A national ballot by the Fire Brigades Union saw staff vote four to one in favour of the walkout.
Union bosses are now urging the government to get back around the table and scrap plans to force firefighters to work until at least 60 before they can claim their pensions.
Members backed industrial action by 18,277 votes to 5,166, a majority of 78 per cent.
The union said planned changes to pensions were ‘unaffordable and unworkable’, would impose an increase in members’ contributions and would put firefighters at greater risk of dismissal without access to a proper pension if they cannot maintain fitness standards as they approach the retirement age of 60.
FBU general secretary Matt Wrack said: “Expecting large numbers of 60-year-olds to fight fires and rescue families is dangerous to the public and to firefighters.
“The Government is simply ignoring the evidence about the physical demands of firefighting and has been unable to answer our concerns during two years of negotiations.”
In Staffordshire, senior officers including chief fire officer Peter Dartford have been trained so they can operate ladders and deal with emergencies in the event of a walkout by firefighters.
West Midlands Fire Service has also been drawing up contingencies.

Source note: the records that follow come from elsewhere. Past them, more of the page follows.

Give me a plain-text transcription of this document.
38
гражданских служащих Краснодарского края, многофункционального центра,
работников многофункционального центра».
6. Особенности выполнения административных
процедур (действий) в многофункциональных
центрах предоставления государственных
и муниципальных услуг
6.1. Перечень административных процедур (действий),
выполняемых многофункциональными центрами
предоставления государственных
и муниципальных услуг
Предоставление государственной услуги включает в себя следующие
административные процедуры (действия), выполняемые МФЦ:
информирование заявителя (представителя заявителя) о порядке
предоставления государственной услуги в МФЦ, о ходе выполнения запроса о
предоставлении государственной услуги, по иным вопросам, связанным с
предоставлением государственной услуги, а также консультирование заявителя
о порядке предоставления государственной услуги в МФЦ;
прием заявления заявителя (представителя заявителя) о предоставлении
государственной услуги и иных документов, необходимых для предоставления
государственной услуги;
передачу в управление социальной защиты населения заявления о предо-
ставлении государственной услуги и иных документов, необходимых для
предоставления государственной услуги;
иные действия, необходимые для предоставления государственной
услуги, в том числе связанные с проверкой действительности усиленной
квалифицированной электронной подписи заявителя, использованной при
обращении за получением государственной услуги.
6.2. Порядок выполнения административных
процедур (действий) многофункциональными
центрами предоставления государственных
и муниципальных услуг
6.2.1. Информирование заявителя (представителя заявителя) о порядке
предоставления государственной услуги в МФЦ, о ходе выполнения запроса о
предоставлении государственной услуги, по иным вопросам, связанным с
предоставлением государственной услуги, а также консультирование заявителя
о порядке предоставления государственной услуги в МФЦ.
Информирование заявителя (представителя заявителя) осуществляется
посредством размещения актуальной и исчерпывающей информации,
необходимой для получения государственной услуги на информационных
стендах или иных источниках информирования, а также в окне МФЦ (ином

If strike action goes ahead around 1,200 firefighters in the West Midlands would be expected to strike, along with up to 600 in Staffordshire.
Action will have to be taken in 28 days.
Staffordshire deputy chief fire officer Chris Enness has stressed that emergency cover would be provided but ‘it will not be business as usual’.
A date for the strike has not yet been set.
Brian Moss, West Midlands regional chairman for the FBU, said: “The government needs to get back around the table with us.
“What this shows is that our members overwhelmingly support industrial action.”
Fire Minister Brandon Lewis said he was ‘very disappointed’ with the ballot, adding that most firefighters will see no change in their pension age.